10. Effect of Assignment. This Agreement shall automatically terminate
in the event of assignment by the Investment Manager, the term "assignment" for
this purpose having the meaning defined in Section 2(a)(4) of the Investment
Company Act.
11. Other Activities. Nothing herein shall be deemed to limit or
restrict the right of the Investment Manager, or the right of any of its
officers, directors or employees (who may also be a director, officer or
employee of the Corporation), to engage in any other business or to devote time
and attention to the management or other aspects of any other business, whether
of a similar or dissimilar nature, or to render services of any kind to any
other corporation, firm, individual or association.

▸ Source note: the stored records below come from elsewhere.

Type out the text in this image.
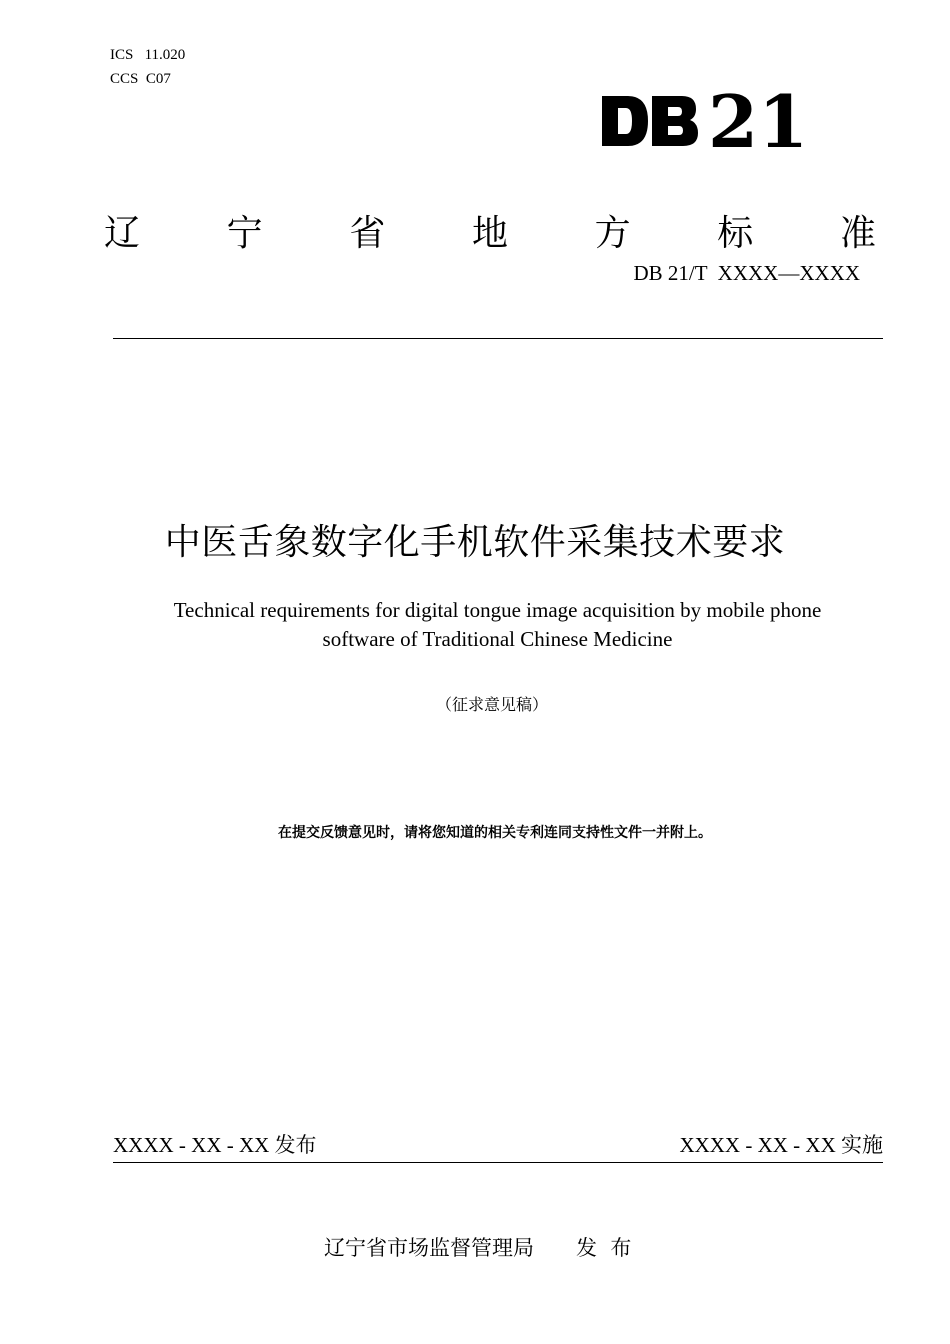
ICS   11.020
CCS  C07	21
辽 宁 省 地 方 标 准
DB 21/T  XXXX—XXXX
中医舌象数字化手机软件采集技术要求
Technical requirements for digital tongue image acquisition by mobile phone
software of Traditional Chinese Medicine
（征求意见稿）
在提交反馈意见时，请将您知道的相关专利连同支持性文件一并附上。
XXXX - XX - XX 发布	XXXX - XX - XX 实施
辽宁省市场监督管理局　　发  布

12. Standard of Care. In the absence of willful misfeasance, bad faith,
gross negligence, or reckless disregard of its obligations or duties hereunder
on the part of the Investment Manager, it, as an inducement to it to enter into
this Agreement, shall not be subject to liability to the Corporation or to any
shareholder of the Corporation for any act or omission in the course of, or
connected with, rendering services hereunder or for any losses that may be
sustained in the purchase, holding or sale of any security.
13. Separate Agreement. The parties hereto acknowledge that certain
provisions of the Investment Company Act, in effect, treat each series of shares
of an investment company as a separate investment company. Accordingly, the
parties hereto hereby acknowledge and agree that, to the extent deemed
appropriate and consistent with the Investment Company Act, this Agreement shall
be deemed to constitute a separate agreement between the Investment Manager and
each series of shares of the Corporation managed by the Investment Manager.
14. Use of the Names "American Century," "Twentieth Century," and
"Xxxxxx." The names "American Century," "Twentieth Century," and "Xxxxxx" and
all rights to the use of the names "American Century," "Twentieth Century," and
"Xxxxxx" are the exclusive property of American Century Services Corporation
("ACSC"). ACSC has consented to, and granted a non-exclusive license for, the
use by the Corporation of the names "American Century," "Twentieth Century," and
"Xxxxxx" in the name of the Corporation and any series of shares thereof. Such
consent and non-exclusive license may be revoked by ACSC in its discretion if
ACSC, the Investment Manager, or a subsidiary or affiliate of either of them is
not employed as the investment adviser of each series of shares of the
Corporation. In the event of such revocation, the Corporation and each series of
shares thereof using the names "American Century," "Twentieth Century," or
"Xxxxxx" shall cease using the names "American Century," "Twentieth Century," or
"Xxxxxx," unless otherwise consented to by ACSC or any successor to its interest
in such names.
IN WITNESS WHEREOF, the parties have caused this Agreement to be
executed by their respective duly authorized officers as of the day and year
first above written.
Attest: AMERICAN CENTURY VARIABLE
PORTFOLIOS, INC.
/s/ Xxxxx X. Xxxxxx /s/ Xxxxxxx X. Xxxxx
Xxxxx X. Xxxxxx Xxxxxxx X. Xxxxx
Assistant Secretary Vice President
Attest: AMERICAN CENTURY INVESTMENT
MANAGEMENT, INC.
/s/ Xxxxxxx X. Xxxxx /s/ Xxxxxx X. Puff, Jr.
Xxxxxxx X. Xxxxx Xxxxxx X. Puff, Jr.